At 6-foot-9, Jason Liles never believed he’d be sought after for a motion capture role. But when the team behind “Rampage” needed talent to depict a gorilla who’d hover over star Dwayne Johnson, they turned to Liles, who spoke with Backstage about what exactly motion capture acting entails—and how you can get your start, too.

What is the purpose of motion capture acting?
With motion capture, any actor can be any character no matter their sex, age, height, weight, race. It’s typically used with nonhuman roles that cannot be achieved through practical effects. What an actor does when working in motion capture is no different [than regular acting], the only thing that’s different is how the crew and creative team are capturing your performance. It’s like putting on digital makeup after you have already done your performance, rather than putting it on in the morning.

READ: 2 Tips for Acting on a Special-Effects Heavy Film

How did you get into motion capture acting?
I thought I would never do performance capture because my height is very helpful with practical effects. People say, “We want to make you even taller and put makeup on you and make you scary.” That made sense to me, but for “Rampage,” they wanted someone taller than Dwayne Johnson, who is about 6-foot-5. So when [my character] George is normal size, Dwayne has to look up to him. I thought my height would never help me get a performance capture role—and then it did.

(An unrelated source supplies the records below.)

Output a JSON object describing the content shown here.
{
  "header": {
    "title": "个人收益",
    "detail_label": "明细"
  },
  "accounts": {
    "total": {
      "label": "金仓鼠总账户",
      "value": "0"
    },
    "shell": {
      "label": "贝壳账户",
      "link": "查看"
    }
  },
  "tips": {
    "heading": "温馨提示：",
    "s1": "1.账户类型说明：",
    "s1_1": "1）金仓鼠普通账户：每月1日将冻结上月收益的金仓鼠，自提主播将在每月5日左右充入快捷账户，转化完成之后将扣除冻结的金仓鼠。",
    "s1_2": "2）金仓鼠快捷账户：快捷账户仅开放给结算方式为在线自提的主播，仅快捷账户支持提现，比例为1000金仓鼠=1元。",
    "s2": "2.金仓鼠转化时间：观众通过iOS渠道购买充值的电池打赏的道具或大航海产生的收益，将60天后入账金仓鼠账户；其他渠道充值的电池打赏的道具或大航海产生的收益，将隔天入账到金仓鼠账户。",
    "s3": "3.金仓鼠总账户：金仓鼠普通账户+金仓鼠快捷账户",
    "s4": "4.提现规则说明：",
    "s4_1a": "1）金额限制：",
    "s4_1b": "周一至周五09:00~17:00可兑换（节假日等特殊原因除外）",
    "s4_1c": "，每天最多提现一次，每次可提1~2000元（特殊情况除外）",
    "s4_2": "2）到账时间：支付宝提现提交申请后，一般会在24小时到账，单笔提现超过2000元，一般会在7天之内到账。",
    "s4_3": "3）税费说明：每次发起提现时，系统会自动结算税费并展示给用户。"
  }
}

What is the process for shooting motion capture?
You’re wearing these gray PJs that look like a onesie, and the material is the opposite side of Velcro. You take these dots that have Velcro on them and place them on very specific points on this suit that you’re wearing. [Those are then] picked up by about 20 infrared cameras positioned on a grid above you. You could be playing a human through motion capture, or a gorilla or King Kong or Gollum. There is also usually what’s called a facial performance capture helmet, and that has a little pole coming out of it, so any time you move your head, it captures every bit of your face. Then the infrared camera takes the musculature of your face and puts it into the character.

What is the difference between motion capture acting and traditional acting?
It’s the exact same, they just use different kinds of cameras and technology to capture it. The thing I found out when I started researching for “Rampage” was that for motion capture roles, there are no tricks. It’s all acting. Whether you’re a stage actor, film actor, motion capture actor, Shakespearean actor—it’s all acting. But this is the niche I recently have fallen into.

READ: 15 Actors Who Nailed Motion Capture Performances

How do you prepare for a motion capture role?
It just depends on the role. If it’s a human role, then I prepare like I would for any other role. If it’s something nonhuman, then I have to do research on how the director and I see that character. If it’s a dragon or something, what can I look at? I can look at lizards, snakes, kind of researching for the physical movement. No matter what, it’s always creating a character in three ways: vocally, physically, and psychologically. The prep isn’t different. You could easily be doing some theater and playing a dragon and playing it the same way as you would be doing performance capture.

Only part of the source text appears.